Two Mayo senators have called on the Government to bring in a remediation scheme for homes in north Mayo that have been affected by pyrite. Both Sinn Féin senator Rose Conway-Walsh and Fine Gael senator Michelle Mulherin called for such a scheme to be put in place this week after the Expert Panel on Concrete Blocks published their report.
Senator Conway-Walsh said, "At long last we now have a conclusive report confirming pyrite in blocks used to build private and public houses in Mayo and Donegal. We now know at least 345 private homeowners and a number of council estates in Mayo are being destroyed with pyrite. A redress scheme must be put in place immediately. Let this be the first job for the new senior minister.
"There is now no doubt that the State is culpable for the absence of sufficient regulation to protect homeowners and even on the implementation of the regulation that was in place between 1997 and 2006. This can only be put right by a redress scheme to enable homeowners to rebuild and the introduction of new regulations as well as the implementation of existing regulations. The time for talking is now over."
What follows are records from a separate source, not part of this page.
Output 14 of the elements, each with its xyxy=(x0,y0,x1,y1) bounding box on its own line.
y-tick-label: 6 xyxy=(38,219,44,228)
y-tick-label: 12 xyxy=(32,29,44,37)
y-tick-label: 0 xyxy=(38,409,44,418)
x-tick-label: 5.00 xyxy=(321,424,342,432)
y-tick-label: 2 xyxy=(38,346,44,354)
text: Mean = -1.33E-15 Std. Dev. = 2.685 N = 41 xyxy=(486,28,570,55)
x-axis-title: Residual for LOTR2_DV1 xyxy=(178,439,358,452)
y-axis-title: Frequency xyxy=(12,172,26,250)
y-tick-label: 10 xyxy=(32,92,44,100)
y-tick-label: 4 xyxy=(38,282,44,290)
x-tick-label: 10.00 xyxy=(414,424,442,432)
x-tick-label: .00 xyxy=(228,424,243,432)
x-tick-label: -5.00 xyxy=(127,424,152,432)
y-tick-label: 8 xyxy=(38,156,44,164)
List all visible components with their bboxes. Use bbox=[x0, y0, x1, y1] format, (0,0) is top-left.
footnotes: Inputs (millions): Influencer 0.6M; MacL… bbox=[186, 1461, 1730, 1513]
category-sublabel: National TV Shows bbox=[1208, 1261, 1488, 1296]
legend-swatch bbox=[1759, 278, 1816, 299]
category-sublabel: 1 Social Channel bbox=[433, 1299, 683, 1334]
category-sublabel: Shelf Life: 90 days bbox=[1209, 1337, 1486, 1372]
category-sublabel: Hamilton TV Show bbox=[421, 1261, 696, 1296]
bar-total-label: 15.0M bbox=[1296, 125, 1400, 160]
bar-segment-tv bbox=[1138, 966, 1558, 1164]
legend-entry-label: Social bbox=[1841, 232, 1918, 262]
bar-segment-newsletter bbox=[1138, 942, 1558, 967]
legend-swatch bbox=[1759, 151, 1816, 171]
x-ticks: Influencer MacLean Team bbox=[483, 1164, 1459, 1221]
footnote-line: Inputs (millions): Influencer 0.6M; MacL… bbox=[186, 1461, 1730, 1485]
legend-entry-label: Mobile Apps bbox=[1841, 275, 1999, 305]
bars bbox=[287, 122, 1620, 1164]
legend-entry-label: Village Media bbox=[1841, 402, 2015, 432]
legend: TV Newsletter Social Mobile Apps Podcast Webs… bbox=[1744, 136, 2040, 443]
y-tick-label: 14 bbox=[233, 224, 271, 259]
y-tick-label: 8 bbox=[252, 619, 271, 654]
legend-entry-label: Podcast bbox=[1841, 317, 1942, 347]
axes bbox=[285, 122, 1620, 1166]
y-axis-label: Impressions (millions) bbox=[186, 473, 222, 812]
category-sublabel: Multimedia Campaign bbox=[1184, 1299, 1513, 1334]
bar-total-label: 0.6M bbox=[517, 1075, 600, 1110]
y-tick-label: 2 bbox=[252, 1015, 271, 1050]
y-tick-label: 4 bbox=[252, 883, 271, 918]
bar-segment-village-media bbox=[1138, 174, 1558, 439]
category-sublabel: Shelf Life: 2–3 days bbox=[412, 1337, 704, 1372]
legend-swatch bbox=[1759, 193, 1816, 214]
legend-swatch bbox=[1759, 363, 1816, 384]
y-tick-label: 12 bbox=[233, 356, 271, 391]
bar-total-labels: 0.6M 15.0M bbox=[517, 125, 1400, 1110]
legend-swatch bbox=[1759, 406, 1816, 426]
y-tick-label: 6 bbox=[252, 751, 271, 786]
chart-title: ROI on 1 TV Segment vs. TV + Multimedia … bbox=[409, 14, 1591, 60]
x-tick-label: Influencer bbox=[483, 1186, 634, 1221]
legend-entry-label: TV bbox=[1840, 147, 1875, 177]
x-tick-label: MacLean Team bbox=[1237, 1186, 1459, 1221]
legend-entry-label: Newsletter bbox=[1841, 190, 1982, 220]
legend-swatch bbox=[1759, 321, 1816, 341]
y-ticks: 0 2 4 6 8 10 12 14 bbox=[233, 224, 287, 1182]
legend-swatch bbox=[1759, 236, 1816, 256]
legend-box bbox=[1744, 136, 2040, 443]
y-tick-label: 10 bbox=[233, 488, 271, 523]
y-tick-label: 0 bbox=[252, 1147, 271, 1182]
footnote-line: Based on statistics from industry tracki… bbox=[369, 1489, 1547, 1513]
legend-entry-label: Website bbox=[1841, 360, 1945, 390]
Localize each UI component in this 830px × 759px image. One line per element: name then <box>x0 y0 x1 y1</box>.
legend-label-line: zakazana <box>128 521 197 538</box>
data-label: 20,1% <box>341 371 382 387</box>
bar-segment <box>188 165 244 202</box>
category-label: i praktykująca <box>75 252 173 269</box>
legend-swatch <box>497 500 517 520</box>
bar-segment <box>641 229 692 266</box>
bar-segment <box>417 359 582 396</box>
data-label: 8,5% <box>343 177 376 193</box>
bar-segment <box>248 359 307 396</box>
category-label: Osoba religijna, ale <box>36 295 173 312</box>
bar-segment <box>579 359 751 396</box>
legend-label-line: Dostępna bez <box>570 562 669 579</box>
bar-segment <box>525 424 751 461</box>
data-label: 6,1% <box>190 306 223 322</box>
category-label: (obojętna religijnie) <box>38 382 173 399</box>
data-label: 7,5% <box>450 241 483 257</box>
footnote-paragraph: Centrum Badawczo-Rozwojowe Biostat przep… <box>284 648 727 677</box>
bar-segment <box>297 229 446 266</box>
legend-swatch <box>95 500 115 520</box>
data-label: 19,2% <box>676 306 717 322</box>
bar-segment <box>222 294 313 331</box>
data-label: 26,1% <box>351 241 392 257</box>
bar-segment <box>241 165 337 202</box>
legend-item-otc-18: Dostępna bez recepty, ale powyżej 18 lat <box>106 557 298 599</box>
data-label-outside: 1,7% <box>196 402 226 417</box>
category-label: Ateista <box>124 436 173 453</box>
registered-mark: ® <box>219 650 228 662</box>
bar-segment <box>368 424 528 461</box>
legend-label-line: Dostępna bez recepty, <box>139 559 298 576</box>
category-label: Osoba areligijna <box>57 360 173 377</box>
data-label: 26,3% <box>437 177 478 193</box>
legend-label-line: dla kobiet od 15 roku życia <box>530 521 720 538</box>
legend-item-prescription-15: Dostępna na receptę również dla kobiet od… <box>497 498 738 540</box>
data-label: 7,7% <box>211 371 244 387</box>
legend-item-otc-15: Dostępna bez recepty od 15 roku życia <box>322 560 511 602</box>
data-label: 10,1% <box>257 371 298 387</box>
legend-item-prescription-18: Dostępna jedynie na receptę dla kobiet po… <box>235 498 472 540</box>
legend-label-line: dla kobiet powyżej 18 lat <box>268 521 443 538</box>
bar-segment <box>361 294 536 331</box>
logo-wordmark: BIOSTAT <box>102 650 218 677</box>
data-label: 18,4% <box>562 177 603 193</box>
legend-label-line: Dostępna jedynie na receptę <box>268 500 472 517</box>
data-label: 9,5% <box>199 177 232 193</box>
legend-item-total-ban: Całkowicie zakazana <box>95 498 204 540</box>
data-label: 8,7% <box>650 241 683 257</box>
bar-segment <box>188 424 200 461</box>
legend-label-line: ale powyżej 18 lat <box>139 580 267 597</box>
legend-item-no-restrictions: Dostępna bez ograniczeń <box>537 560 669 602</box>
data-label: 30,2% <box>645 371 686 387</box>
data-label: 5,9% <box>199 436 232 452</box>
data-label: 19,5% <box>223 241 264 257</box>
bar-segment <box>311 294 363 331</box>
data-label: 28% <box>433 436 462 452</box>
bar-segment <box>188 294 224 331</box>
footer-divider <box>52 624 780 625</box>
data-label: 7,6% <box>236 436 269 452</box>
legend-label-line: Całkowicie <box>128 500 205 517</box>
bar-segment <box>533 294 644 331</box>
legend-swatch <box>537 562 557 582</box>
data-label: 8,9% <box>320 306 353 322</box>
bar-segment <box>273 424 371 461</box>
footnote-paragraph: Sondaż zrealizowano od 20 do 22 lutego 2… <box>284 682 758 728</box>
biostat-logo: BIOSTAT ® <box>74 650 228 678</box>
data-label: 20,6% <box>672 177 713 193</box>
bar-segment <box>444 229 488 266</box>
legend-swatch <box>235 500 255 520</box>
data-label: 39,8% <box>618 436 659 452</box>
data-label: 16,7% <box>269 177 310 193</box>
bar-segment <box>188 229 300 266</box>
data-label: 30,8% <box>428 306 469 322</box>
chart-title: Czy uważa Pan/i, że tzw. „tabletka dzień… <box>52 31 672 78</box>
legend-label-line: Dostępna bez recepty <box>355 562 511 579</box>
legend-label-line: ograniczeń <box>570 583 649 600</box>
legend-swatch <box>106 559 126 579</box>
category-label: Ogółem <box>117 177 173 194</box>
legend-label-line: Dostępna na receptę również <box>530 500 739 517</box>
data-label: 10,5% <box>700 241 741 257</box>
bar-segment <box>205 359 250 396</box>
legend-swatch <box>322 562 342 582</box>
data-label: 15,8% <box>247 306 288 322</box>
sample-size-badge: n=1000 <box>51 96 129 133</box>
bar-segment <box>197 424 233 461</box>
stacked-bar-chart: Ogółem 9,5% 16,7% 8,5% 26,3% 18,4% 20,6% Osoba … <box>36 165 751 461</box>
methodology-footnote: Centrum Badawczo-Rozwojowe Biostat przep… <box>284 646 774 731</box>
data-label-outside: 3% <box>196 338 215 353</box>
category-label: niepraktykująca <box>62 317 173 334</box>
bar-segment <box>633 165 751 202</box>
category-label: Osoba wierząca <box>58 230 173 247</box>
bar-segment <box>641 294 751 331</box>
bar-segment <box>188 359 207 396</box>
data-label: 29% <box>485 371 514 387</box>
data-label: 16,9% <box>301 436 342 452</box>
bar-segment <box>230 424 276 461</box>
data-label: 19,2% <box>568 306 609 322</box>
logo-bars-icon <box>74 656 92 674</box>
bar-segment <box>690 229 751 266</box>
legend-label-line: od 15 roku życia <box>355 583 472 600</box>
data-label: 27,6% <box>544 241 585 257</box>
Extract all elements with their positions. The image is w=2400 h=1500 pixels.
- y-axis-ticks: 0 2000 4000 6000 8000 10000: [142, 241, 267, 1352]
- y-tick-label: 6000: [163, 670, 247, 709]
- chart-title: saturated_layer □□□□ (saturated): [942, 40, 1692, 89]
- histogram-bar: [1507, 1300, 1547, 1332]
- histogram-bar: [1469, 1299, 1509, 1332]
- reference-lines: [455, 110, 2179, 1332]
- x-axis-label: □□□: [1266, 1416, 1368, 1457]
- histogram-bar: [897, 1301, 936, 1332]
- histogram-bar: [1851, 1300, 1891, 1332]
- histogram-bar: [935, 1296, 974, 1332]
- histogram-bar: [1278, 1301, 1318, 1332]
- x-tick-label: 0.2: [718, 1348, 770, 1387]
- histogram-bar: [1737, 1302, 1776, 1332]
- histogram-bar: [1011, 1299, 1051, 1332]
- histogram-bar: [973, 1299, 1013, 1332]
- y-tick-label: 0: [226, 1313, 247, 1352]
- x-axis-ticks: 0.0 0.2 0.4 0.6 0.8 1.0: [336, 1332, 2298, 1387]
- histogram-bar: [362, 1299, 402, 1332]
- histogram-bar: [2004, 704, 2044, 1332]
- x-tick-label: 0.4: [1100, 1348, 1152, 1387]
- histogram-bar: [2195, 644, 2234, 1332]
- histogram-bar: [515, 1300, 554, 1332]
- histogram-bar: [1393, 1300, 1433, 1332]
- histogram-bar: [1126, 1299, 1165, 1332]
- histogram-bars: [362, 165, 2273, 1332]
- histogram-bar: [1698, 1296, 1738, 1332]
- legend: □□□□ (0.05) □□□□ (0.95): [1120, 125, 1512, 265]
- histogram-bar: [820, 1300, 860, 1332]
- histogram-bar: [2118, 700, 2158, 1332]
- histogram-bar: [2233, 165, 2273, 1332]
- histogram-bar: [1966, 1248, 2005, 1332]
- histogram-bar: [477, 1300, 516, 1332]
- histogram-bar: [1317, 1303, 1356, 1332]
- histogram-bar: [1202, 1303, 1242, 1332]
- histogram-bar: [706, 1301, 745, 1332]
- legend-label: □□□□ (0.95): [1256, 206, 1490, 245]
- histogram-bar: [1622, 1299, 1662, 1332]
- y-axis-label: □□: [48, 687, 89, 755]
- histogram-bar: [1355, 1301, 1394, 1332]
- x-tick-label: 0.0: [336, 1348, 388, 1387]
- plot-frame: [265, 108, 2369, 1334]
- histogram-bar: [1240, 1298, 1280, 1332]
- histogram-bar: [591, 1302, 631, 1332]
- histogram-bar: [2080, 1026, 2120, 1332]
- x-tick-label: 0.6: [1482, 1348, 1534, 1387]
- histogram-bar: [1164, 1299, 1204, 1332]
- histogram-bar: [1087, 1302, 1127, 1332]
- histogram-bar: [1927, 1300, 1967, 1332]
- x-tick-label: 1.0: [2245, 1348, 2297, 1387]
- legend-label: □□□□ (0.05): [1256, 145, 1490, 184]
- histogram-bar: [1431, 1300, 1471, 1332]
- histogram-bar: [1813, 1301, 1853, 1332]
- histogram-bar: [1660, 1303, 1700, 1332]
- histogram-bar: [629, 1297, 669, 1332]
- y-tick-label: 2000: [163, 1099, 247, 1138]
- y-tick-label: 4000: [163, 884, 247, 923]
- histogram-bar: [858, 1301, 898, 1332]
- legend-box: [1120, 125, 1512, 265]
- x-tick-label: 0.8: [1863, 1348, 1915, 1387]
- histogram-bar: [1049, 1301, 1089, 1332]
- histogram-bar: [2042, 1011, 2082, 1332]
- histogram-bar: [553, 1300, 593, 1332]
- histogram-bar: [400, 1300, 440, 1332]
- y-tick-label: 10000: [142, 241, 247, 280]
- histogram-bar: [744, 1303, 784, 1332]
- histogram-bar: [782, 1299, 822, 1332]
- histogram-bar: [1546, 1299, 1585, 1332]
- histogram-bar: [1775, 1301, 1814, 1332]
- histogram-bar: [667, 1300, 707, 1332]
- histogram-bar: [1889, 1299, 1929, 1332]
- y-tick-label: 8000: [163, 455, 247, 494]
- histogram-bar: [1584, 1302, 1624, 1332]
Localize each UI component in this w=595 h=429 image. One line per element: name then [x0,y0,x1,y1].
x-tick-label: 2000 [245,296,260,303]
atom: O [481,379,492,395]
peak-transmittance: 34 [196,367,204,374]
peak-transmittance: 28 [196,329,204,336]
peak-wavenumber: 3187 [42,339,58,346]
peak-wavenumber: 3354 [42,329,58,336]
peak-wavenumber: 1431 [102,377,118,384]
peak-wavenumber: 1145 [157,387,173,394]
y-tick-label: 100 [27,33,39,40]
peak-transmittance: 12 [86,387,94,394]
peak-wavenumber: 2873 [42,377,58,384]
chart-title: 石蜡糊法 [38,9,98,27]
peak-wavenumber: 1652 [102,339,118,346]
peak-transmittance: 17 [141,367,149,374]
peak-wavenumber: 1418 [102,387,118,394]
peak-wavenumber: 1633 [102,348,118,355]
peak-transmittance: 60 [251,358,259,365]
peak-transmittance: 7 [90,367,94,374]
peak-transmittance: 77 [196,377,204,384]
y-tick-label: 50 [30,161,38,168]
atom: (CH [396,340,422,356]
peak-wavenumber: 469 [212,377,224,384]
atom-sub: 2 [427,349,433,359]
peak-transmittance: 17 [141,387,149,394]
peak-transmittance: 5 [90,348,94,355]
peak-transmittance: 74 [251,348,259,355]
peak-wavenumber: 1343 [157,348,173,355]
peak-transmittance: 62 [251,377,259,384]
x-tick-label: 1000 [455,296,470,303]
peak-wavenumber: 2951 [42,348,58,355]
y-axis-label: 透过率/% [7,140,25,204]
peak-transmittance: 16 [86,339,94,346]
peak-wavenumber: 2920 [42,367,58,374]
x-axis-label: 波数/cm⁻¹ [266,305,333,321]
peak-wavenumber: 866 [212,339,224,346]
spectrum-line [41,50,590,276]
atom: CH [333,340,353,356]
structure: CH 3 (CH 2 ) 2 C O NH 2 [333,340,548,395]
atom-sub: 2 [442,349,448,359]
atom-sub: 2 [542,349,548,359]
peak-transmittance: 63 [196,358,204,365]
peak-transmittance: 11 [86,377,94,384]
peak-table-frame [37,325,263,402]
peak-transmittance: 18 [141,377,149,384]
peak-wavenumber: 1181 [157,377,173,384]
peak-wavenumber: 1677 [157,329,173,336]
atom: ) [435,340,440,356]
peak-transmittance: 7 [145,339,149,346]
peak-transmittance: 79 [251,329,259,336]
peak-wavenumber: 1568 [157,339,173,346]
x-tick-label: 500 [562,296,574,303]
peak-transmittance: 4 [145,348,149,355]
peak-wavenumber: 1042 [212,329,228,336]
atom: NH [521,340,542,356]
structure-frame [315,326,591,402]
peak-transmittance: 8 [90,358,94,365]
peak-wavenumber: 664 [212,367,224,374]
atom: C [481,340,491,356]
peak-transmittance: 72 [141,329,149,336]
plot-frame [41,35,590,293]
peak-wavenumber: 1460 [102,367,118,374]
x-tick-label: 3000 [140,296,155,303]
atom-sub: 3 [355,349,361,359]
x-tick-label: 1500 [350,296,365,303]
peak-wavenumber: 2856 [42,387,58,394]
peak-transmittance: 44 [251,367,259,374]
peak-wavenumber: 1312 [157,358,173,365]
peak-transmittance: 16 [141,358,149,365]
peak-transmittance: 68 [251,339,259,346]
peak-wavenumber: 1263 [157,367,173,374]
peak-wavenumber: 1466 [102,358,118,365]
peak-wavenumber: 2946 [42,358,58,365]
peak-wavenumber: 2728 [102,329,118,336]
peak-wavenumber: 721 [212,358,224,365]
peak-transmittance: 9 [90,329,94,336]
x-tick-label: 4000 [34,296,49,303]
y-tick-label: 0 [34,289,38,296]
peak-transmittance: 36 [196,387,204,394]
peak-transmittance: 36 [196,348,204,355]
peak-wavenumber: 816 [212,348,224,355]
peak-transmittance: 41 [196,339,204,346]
Senator Mulherin also called for a scheme saying: “I am calling on the incoming minister for finance to make provision for a remediation scheme in the forthcoming budget, to assist people in Mayo whose homes have been affected. Pyrite in concrete blocks can have a devastating effect on a person’s home. The publication of the Expert Panel on Concrete Blocks has estimated that this issue affects approximately 345 homes here in Mayo. It is a technical engineers' report setting out the real threat to the structural integrity of affected homes. The most effective remediation solutions suggested involve practically the removal of affected blockwork and the reconstruction of the houses. This clearly will involve considerable expense on homeowners.
“All of this underlines the need that householders be provided with financial assistance to fix their home and for a remediation scheme for pyrite blocks similar to that set up on the east coast to remedy pyrite heave in foundations be established. It is also imperative in any such scheme that a pathway be set out whereby when remediation works are carried out to specified standards that a certificate of structural soundness will issue in respect of the affected property so there will be no question other than the owners will be able to sell and mortgage their properties like any other in the future.
“This is an issue that is very important to me. Buying a home is perhaps one of the biggest milestones in a person’s life. They need to be assured that what they buy is fit for purpose and meets minimum standards. I have been working on this issue since 2013 when I reported the first cases brought to me by householders to the then minister Phil Hogan. More recently since the setting up of the Expert Group in 2016 I facilitated a visit by junior minister with responsibility for housing Damien English and Department officials to a number of the affected houses where he saw first-hand the problem and met with the homeowners. It is very distressing for the homeowners involved. We need to put funds in place for a remediation scheme for pyrite in blockwork similar to what was done for homeowners in the east of the country where pyrite heave identified in foundations."